Trois capitales visitées et trois dossiers cruciaux traités en seulement sept jours. Pour son premier déplacement officiel à l’étranger, Romuald Wadagni a choisi de se rendre à Abuja, Niamey et Ouagadougou. Cette initiative vise prioritairement à rétablir les liens de coopération régionale, fragilisés par les crises sécuritaires et les tensions politiques qui secouent la zone depuis 2023.
La sécurité et l’économie au centre des échanges
Le renforcement de la sécurité et la relance des échanges commerciaux constituent les piliers de cette tournée diplomatique. Romuald Wadagni a cherché à renouer un dialogue direct avec les autorités du Nigéria, du Niger et du Burkina Faso. Lors de l’étape à Abuja, les discussions ont porté sur des enjeux économiques majeurs. Le Nigéria, premier partenaire commercial du Bénin, joue également un rôle déterminant dans la lutte contre les groupes armés dans la région du lac Tchad. L’accent a été mis sur la nécessité de fluidifier le corridor Lagos-Cotonou, dont les ralentissements impactent lourdement les deux nations.
Au Niger et au Burkina Faso, les échanges se sont concentrés sur la coordination aux frontières. Face aux incursions terroristes dans les zones de l’Atacora et de l’Alibori, une réponse isolée du Bénin semble insuffisante. Des points concrets tels que la reprise du partage de renseignements et la réouverture progressive des circuits commerciaux ont été discutés avec pragmatisme.

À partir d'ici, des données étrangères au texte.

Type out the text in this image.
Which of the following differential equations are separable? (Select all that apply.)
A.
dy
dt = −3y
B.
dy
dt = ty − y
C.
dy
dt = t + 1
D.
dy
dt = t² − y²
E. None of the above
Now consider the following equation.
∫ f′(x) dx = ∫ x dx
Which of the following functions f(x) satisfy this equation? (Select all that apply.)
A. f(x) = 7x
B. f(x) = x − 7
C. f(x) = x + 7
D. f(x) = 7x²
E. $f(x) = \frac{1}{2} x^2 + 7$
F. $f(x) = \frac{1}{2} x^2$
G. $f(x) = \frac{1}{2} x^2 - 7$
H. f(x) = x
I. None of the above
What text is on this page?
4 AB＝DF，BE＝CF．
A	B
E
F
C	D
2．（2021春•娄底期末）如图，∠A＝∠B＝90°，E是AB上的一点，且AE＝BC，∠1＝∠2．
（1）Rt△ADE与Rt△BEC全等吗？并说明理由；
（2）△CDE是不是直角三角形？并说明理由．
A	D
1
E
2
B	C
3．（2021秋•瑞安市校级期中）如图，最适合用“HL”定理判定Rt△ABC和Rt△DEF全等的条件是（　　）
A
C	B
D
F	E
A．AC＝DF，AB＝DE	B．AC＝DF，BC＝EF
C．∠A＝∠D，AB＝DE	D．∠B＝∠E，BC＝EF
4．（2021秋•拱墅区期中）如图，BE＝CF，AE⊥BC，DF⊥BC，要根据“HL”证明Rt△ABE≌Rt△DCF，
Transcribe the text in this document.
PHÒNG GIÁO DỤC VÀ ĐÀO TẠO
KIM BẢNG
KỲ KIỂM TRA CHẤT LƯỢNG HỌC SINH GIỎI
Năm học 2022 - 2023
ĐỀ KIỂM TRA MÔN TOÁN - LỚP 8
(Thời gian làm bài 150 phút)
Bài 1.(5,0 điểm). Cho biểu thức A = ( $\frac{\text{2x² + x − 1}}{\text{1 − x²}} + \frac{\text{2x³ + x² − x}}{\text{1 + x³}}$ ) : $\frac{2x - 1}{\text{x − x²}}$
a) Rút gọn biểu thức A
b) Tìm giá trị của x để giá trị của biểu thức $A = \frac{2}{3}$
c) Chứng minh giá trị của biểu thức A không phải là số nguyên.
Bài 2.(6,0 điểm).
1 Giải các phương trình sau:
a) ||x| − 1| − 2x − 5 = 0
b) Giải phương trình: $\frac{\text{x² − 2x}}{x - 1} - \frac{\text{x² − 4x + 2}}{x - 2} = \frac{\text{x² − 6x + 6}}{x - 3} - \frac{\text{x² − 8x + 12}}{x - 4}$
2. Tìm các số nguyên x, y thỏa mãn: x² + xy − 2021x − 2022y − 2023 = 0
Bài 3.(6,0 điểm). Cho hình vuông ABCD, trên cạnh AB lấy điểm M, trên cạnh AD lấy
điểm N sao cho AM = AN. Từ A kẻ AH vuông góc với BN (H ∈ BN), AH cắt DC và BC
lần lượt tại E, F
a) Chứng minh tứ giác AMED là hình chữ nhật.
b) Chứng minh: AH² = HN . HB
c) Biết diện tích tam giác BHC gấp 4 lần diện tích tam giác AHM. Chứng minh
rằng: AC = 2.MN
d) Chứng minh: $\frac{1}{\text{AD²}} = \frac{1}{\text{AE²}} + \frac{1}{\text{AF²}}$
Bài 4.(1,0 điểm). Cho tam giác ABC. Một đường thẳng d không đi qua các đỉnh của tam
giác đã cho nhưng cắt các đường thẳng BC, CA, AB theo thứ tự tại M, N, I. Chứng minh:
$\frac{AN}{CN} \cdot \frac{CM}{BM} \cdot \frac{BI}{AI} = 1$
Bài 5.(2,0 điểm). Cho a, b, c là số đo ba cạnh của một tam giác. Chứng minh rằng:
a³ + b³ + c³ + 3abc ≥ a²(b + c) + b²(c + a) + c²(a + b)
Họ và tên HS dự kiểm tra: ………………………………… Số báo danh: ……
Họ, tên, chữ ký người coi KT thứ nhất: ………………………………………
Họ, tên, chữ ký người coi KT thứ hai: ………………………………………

Plutôt que de s’attarder sur des alliances politiques complexes, Romuald Wadagni privilégie une approche axée sur la résolution de problèmes communs. Cette stratégie marque une rupture avec la période précédente, où les relations étaient souvent dictées par les positions vis-à-vis de la CEDEAO ou des transitions militaires en cours.
Les enjeux d’une coopération entre blocs divergents
La mission est délicate, car les pays visités évoluent dans des cadres institutionnels différents. Si le Nigéria demeure un pilier de la CEDEAO, le Niger et le Burkina Faso ont quitté l’organisation pour fonder l’Alliance des États du Sahel (AES). Le Bénin doit donc manœuvrer avec habileté pour maintenir sa crédibilité auprès des institutions régionales et de ses partenaires internationaux, tout en évitant de se couper de voisins avec lesquels il partage 700 km de frontières et des liens humains séculaires.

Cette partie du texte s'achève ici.